Ces fausses mises à jour Zoom et Adobe ouvrent un accès permanent aux PC comme aux Mac
Une campagne de piratage active exploite la confiance accordée aux mises à jour logicielles. Les pirates se font passer pour Zoom ou Adobe afin de faire installer un programme d’accès à distance. Les ordinateurs sous Windows comme les Mac figurent parmi les victimes déjà repérées.

Les pirates informatiques misent de plus en plus sur la confiance accordée aux logiciels connus. Plutôt que de créer un virus de toutes pièces, ils détournent des programmes légitimes déjà reconnus par les antivirus. Cette année, le gestionnaire de téléchargements JDownloader a distribué un cheval de Troie depuis son propre site officiel. Les outils de dépannage à distance sont devenus une cible privilégiée, car ils offrent un contrôle total sans éveiller les soupçons.
Une nouvelle campagne pousse cette logique plus loin en s’appuyant sur de fausses alertes de mise à jour. Les pirates imitent les notifications de Zoom, un outil de visioconférence très répandu en entreprise. Ils diffusent aussi de faux documents de travail et de faux utilitaires de maintenance. Une faille zero-day d’Adobe Acrobat et Reader exposait déjà les données de ses utilisateurs au printemps.
Les fausses mises à jour Zoom et Adobe installent le logiciel de dépannage ScreenConnect
La campagne SMOKE#SCREEN a été mise au jour par Securonix Threat Research, qui la suit depuis plusieurs semaines. Les victimes qui ouvrent le faux installeur Zoom ou Adobe déclenchent l’installation silencieuse de ConnectWise ScreenConnect. Ce logiciel de gestion à distance est parfaitement légitime et signé par son éditeur. Cette signature lui permet de passer sous les radars des antivirus. Une fois en place, il contacte l’un des trois serveurs relais contrôlés par les attaquants. Ces derniers disposent alors d’un accès complet à la machine. Leur connexion ressemble à une intervention informatique ordinaire.
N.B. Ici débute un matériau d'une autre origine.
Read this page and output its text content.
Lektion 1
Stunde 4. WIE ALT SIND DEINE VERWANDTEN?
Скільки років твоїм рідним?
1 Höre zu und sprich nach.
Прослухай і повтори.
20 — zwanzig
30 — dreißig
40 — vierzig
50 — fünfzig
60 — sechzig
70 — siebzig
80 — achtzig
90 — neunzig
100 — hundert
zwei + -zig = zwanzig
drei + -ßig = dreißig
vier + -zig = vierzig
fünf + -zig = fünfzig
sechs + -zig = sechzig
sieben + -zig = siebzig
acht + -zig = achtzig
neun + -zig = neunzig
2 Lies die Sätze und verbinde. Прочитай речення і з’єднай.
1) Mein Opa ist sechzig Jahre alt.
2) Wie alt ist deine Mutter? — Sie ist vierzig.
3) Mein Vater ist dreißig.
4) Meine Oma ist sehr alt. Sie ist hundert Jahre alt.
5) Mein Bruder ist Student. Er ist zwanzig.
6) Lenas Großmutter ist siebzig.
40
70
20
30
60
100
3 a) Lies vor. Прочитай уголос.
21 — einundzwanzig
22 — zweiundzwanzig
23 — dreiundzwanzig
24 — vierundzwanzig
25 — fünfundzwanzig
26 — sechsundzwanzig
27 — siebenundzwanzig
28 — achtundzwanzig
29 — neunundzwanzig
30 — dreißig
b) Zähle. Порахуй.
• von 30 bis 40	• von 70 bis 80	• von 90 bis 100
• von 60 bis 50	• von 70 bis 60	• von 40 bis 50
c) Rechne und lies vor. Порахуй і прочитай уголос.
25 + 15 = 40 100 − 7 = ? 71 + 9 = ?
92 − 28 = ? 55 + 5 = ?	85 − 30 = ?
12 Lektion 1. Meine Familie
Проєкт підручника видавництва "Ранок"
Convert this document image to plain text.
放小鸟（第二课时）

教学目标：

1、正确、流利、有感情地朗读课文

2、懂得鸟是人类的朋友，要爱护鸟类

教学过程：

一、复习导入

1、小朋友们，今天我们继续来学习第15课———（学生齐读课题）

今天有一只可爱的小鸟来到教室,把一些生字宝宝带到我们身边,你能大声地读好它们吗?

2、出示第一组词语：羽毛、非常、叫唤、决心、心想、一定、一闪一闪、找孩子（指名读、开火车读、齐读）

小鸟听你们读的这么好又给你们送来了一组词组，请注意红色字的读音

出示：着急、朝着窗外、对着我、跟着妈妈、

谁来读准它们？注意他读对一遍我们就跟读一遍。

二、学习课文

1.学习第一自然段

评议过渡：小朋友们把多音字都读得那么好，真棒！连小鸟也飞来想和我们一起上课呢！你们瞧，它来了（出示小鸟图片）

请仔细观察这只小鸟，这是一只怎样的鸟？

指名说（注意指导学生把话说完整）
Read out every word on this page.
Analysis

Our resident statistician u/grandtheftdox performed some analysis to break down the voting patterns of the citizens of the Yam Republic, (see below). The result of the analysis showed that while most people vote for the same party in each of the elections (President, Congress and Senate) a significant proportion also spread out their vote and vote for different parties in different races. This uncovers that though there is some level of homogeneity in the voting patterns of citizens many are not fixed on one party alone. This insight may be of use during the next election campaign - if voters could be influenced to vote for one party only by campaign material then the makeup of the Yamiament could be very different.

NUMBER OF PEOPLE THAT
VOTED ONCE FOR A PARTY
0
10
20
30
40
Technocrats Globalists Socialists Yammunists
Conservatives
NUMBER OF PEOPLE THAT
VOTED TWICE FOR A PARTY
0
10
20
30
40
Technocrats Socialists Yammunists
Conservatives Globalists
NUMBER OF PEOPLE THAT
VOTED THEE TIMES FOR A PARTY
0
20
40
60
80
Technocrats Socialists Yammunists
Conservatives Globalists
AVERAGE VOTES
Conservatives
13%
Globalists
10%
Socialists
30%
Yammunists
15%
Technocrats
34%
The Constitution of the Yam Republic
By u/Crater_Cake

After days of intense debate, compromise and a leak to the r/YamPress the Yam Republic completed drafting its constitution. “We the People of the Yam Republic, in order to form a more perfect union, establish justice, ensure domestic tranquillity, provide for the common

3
Le mode opératoire de SMOKE#SCREEN change régulièrement. Les premières versions cherchaient surtout à masquer l’activité, les suivantes tentaient de désactiver les protections de Windows. Les opérateurs ont ensuite adopté une méthode plus discrète. Un délai volontaire sépare désormais l’installation du démarrage du service, pour tromper les logiciels de sécurité. Les fichiers menant à ScreenConnect transitent par Dropbox et Cloudflare, deux services de confiance difficiles à bloquer. La meilleure protection reste de refuser toute mise à jour reçue par courriel et de passer uniquement par les sites officiels.